Spanish Cultural Heritage
- Official name: Sede del Instituto del Patrimonio Cultural de España (IPCE)
- Type: Non-movable
- Criteria: Monument
- Designated: November 16, 2001
- Reference no.: RI-51-0010704

= Spanish Cultural Heritage Institute =

Spanish government organization

The Spanish Cultural Heritage Institute (IPCE) (Spanish: Instituto del Patrimonio Cultural de España) is an institution of the Ministry of Culture dedicated to the research, conservation and documentation of Spanish cultural heritage. It is attached to the Directorate-General for Cultural Heritage and Fine Arts.

== History ==
The Spanish Historical Heritage Institute (IPCE) was created in 1985 as the Cultural Assets Conservation and Restoration Institute. It is an institution of the Ministry of Culture dedicated to the research, conservation and documentation of Spanish cultural heritage. It is attached to the Directorate-General for Cultural Heritage and Fine Arts.

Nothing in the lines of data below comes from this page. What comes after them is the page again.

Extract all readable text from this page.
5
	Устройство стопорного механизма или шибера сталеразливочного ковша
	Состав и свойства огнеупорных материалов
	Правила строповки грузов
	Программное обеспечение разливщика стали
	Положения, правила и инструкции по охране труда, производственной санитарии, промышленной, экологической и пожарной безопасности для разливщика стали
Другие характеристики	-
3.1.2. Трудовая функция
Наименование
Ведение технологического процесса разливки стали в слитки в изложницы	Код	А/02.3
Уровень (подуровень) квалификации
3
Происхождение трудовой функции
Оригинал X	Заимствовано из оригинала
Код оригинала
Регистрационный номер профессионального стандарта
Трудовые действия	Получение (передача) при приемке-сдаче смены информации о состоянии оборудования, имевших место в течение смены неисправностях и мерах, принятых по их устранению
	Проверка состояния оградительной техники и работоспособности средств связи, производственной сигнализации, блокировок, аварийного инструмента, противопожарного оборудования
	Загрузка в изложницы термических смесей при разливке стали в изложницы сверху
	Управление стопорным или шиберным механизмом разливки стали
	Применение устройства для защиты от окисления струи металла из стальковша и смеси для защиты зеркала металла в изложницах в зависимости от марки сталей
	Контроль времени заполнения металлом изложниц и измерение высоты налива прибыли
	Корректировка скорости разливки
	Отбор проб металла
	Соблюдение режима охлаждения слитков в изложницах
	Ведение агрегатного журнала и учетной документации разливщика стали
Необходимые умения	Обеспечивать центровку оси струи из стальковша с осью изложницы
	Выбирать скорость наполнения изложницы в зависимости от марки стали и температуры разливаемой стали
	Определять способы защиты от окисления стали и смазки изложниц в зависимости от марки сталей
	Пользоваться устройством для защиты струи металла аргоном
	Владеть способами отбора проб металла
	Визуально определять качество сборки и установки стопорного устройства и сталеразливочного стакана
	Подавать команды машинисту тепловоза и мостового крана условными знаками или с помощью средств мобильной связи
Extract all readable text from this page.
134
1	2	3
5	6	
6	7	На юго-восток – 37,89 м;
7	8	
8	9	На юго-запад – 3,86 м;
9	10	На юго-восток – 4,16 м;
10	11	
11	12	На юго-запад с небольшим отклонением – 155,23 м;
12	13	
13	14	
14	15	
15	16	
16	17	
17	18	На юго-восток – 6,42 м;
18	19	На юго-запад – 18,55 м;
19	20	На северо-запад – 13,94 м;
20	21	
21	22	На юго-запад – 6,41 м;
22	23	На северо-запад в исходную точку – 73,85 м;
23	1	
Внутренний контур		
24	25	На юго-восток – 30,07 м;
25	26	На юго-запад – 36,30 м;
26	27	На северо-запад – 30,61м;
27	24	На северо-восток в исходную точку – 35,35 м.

Conservation, research, training and diffusion are the basis of the IPCE structure. IPCE has specialists in various disciplines: architects, archaeologists, ethnographers, conservators, scientists, archivists, computer specialists and curators, among others.

== Headquarters ==
IPCE's headquarters is at Calle del Greco 4 in Madrid, Spain. Its building was designed in 1967 by architects Fernando Higueras and Antonio Miró Valverde, and built from 1967 to 1970. Commonly called "The Crown of Thorns" (La Corona de Espinas), the building was declared a Heritage Site of Cultural Interest (Bien de Interés Cultural) on November 16, 2001. This four-story, circular reinforced concrete building features a pointed or jagged cornice and is one of the most significant examples of contemporary Spanish architecture.